2009-02-03 Thread Tom White
NLineInputFormat is ideal for this purpose. Each split will be N lines
of input (where N is configurable), so each mapper can retrieve N
files for insertion into HDFS. You can set the number of redcers to
zero.

Tom

On Tue, Feb 3, 2009 at 4:23 AM, jason hadoop jason.had...@gmail.com wrote:
 If you have a large number of ftp urls spread across many sites, simply set
 that file to be your hadoop job input, and force the input split to be a
 size that gives you good distribution across your cluster.

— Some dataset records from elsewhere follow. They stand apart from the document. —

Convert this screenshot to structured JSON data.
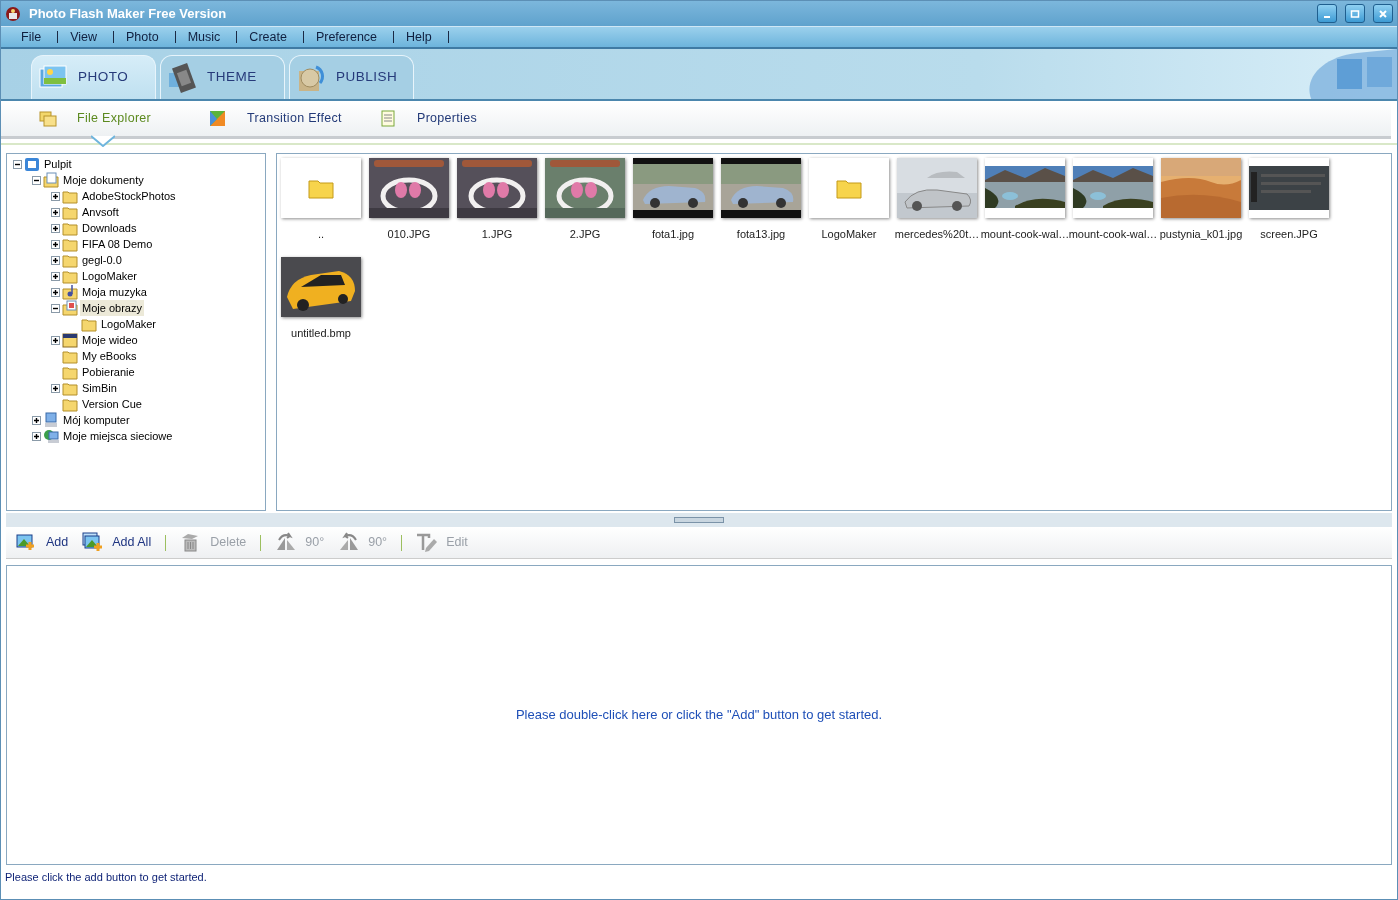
{
  "window": {
    "title": "Photo Flash Maker Free Version"
  },
  "menu": [
    "File",
    "View",
    "Photo",
    "Music",
    "Create",
    "Preference",
    "Help"
  ],
  "tabs": [
    {
      "label": "PHOTO",
      "selected": true
    },
    {
      "label": "THEME",
      "kind": "theme",
      "selected": false
    },
    {
      "label": "PUBLISH",
      "kind": "publish",
      "selected": false
    }
  ],
  "subtabs": [
    {
      "label": "File Explorer",
      "kind": "explorer",
      "selected": true
    },
    {
      "label": "Transition Effect",
      "kind": "transition",
      "selected": false
    },
    {
      "label": "Properties",
      "kind": "properties",
      "selected": false
    }
  ],
  "tree": [
    {
      "label": "Pulpit",
      "kind": "desktop",
      "expandable": true,
      "expanded": true,
      "selected": false,
      "children": [
        {
          "label": "Moje dokumenty",
          "kind": "documents",
          "expandable": true,
          "expanded": true,
          "selected": false,
          "children": [
            {
              "label": "AdobeStockPhotos",
              "kind": "folder",
              "expandable": true,
              "expanded": false,
              "selected": false
            },
            {
              "label": "Anvsoft",
              "kind": "folder",
              "expandable": true,
              "expanded": false,
              "selected": false
            },
            {
              "label": "Downloads",
              "kind": "folder",
              "expandable": true,
              "expanded": false,
              "selected": false
            },
            {
              "label": "FIFA 08 Demo",
              "kind": "folder",
              "expandable": true,
              "expanded": false,
              "selected": false
            },
            {
              "label": "gegl-0.0",
              "kind": "folder",
              "expandable": true,
              "expanded": false,
              "selected": false
            },
            {
              "label": "LogoMaker",
              "kind": "folder",
              "expandable": true,
              "expanded": false,
              "selected": false
            },
            {
              "label": "Moja muzyka",
              "kind": "music",
              "expandable": true,
              "expanded": false,
              "selected": false
            },
            {
              "label": "Moje obrazy",
              "kind": "pictures",
              "expandable": true,
              "expanded": true,
              "selected": true,
              "children": [
                {
                  "label": "LogoMaker",
                  "kind": "folder",
                  "expandable": false,
                  "selected": false
                }
              ]
            },
            {
              "label": "Moje wideo",
              "kind": "video",
              "expandable": true,
              "expanded": false,
              "selected": false
            },
            {
              "label": "My eBooks",
              "kind": "folder",
              "expandable": false,
              "selected": false
            },
            {
              "label": "Pobieranie",
              "kind": "folder",
              "expandable": false,
              "selected": false
            },
            {
              "label": "SimBin",
              "kind": "folder",
              "expandable": true,
              "expanded": false,
              "selected": false
            },
            {
              "label": "Version Cue",
              "kind": "folder",
              "expandable": false,
              "selected": false
            }
          ]
        },
        {
          "label": "Mój komputer",
          "kind": "computer",
          "expandable": true,
          "expanded": false,
          "selected": false
        },
        {
          "label": "Moje miejsca sieciowe",
          "kind": "network",
          "expandable": true,
          "expanded": false,
          "selected": false
        }
      ]
    }
  ],
  "thumbnails": [
    {
      "label": "..",
      "kind": "folder"
    },
    {
      "label": "010.JPG",
      "kind": "picture"
    },
    {
      "label": "1.JPG",
      "kind": "picture"
    },
    {
      "label": "2.JPG",
      "kind": "picture"
    },
    {
      "label": "fota1.jpg",
      "kind": "picture"
    },
    {
      "label": "fota13.jpg",
      "kind": "picture"
    },
    {
      "label": "LogoMaker",
      "kind": "folder"
    },
    {
      "label": "mercedes%20t…",
      "kind": "picture"
    },
    {
      "label": "mount-cook-wal…",
      "kind": "picture"
    },
    {
      "label": "mount-cook-wal…",
      "kind": "picture"
    },
    {
      "label": "pustynia_k01.jpg",
      "kind": "picture"
    },
    {
      "label": "screen.JPG",
      "kind": "picture"
    },
    {
      "label": "untitled.bmp",
      "kind": "picture"
    }
  ],
  "toolbar": [
    {
      "label": "Add",
      "kind": "add",
      "disabled": false
    },
    {
      "label": "Add All",
      "kind": "addall",
      "disabled": false
    },
    {
      "label": "Delete",
      "kind": "delete",
      "disabled": true
    },
    {
      "label": "90°",
      "kind": "rotate-right",
      "disabled": true
    },
    {
      "label": "90°",
      "kind": "rotate-left",
      "disabled": true
    },
    {
      "label": "Edit",
      "kind": "edit",
      "disabled": true
    }
  ],
  "drop_area": {
    "hint": "Please double-click here or click the \"Add\" button to get started."
  },
  "status_bar": {
    "text": "Please click the add button to get started."
  }
}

 On Mon, Feb 2, 2009 at 3:23 PM, Steve Morin steve.mo...@gmail.com wrote:

 Does any one have a good suggestion on how to submit a hadoop job that
 will split the ftp retrieval of a number of files for insertion into
 hdfs?  I have been searching google for suggestions on this matter.
 Steve




hadoop to ftp files into hdfs

2009-02-02 Thread Steve Morin
Does any one have a good suggestion on how to submit a hadoop job that
will split the ftp retrieval of a number of files for insertion into
hdfs?  I have been searching google for suggestions on this matter.
Steve


Re: hadoop to ftp files into hdfs

2009-02-02 Thread jason hadoop
If you have a large number of ftp urls spread across many sites, simply set
that file to be your hadoop job input, and force the input split to be a
size that gives you good distribution across your cluster.


On Mon, Feb 2, 2009 at 3:23 PM, Steve Morin steve.mo...@gmail.com wrote:

 Does any one have a good suggestion on how to submit a hadoop job that
 will split the ftp retrieval of a number of files for insertion into
 hdfs?  I have been searching google for suggestions on this matter.
 Steve